Sin embargo, por mucho que la Iglesia y algunos de sus fieles se ofendan, lamento decirles que la cinta está inspirada en una historia real. Sí, hay licencias creativas, no deja de ser una pieza artística cinematográfica y de un director acostumbrado a provocar sin miramientos. Pero una historia real de fondo después de todo.

Benedetta está basada en un libro titulado Immodest Acts: The Life of a Lesbian Nun in Renaissance Italy, escrito por Judith C. Brown y publicado en 1986, que relata la historia de Benedetta Carlini, una monja que llegó a ser abadesa de su convento en Pescia, en la Toscana italiana, con tan solo 30 años. 

Según la historia, comenzó sufriendo visiones de hombres que intentaban asesinarla y ante el temor de que estuviera siendo acechada por demonios, el resto de monjas la encerraron en su celda con la hermana Bartolemea para hacerle compañía, con quien desarrolló una supuesta relación amorosa. Y si bien aquellas visiones cesaron, comenzaron otras.

Todo esto tuvo lugar durante la reforma papal que intentaba subordinar a monjas que mostraran signos de independencia o destacaran como futuras figuras místicas dentro de la Iglesia católica si mostraban signos de herejía espiritual. Cuando el pontificado interrogó a Bartolomea, la joven monja confesó el amor clandestino y aseguró que había mantenido relaciones sexuales con Benedetta mientras estaba poseída por un demonio masculino llamado Splenditello.

A Benedetta le arrebataron su título y la encerraron durante los siguientes 35 años de su vida, hasta su muerte en 1661. Bartolomea murió un año antes. Mucho se ha especulado a lo largo de la historia sobre el caso de Benedetta, cuestionando la política religiosa de la época, si se trató de lesbianismo, posesión o exageración católica para complacer el discurso de castigo arcaico necesario. 

En la película, Virginie Efira se mete en la piel de la novicia Benedetta después de interpretar a una devota católica en Elle, mientras Daphne Patakia es la hermana Bartolemea, acompañadas por un reparto de lujo formado por Lambert Wilson, Charlotte Rampling, Olivier Rabourdin y Clotilde Courau.

Originalmente, Benedetta iba a debutar en el Festival de Cannes de 2019 pero Paul Verhoeven no logró terminarla a tiempo tras sufrir una lesión en la cadera durante la producción.
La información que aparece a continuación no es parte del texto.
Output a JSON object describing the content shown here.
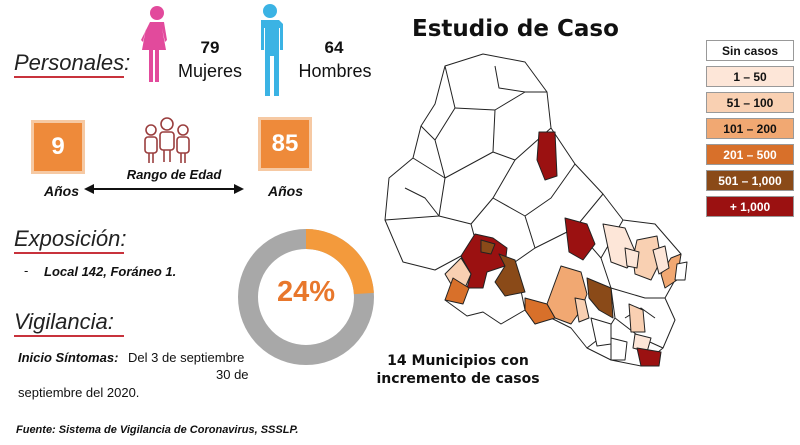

La cirugía, recuperación y complicaciones posteriores con una obstrucción intestinal, retrasaron aun más la postproducción. Y así, dos años después, aterriza en cartelera.

De esta manera, la cinta sigue la seña de identidad del cine habitual del director, con historias enmarcadas dentro del contenido sexual y su propio interés por temas religiosos tras haber formado parte del grupo de críticos bíblicos, Jesus Seminar, y escrito libros como Jesus of Nazareth, una reconstrucción de la vida de Jesucristo.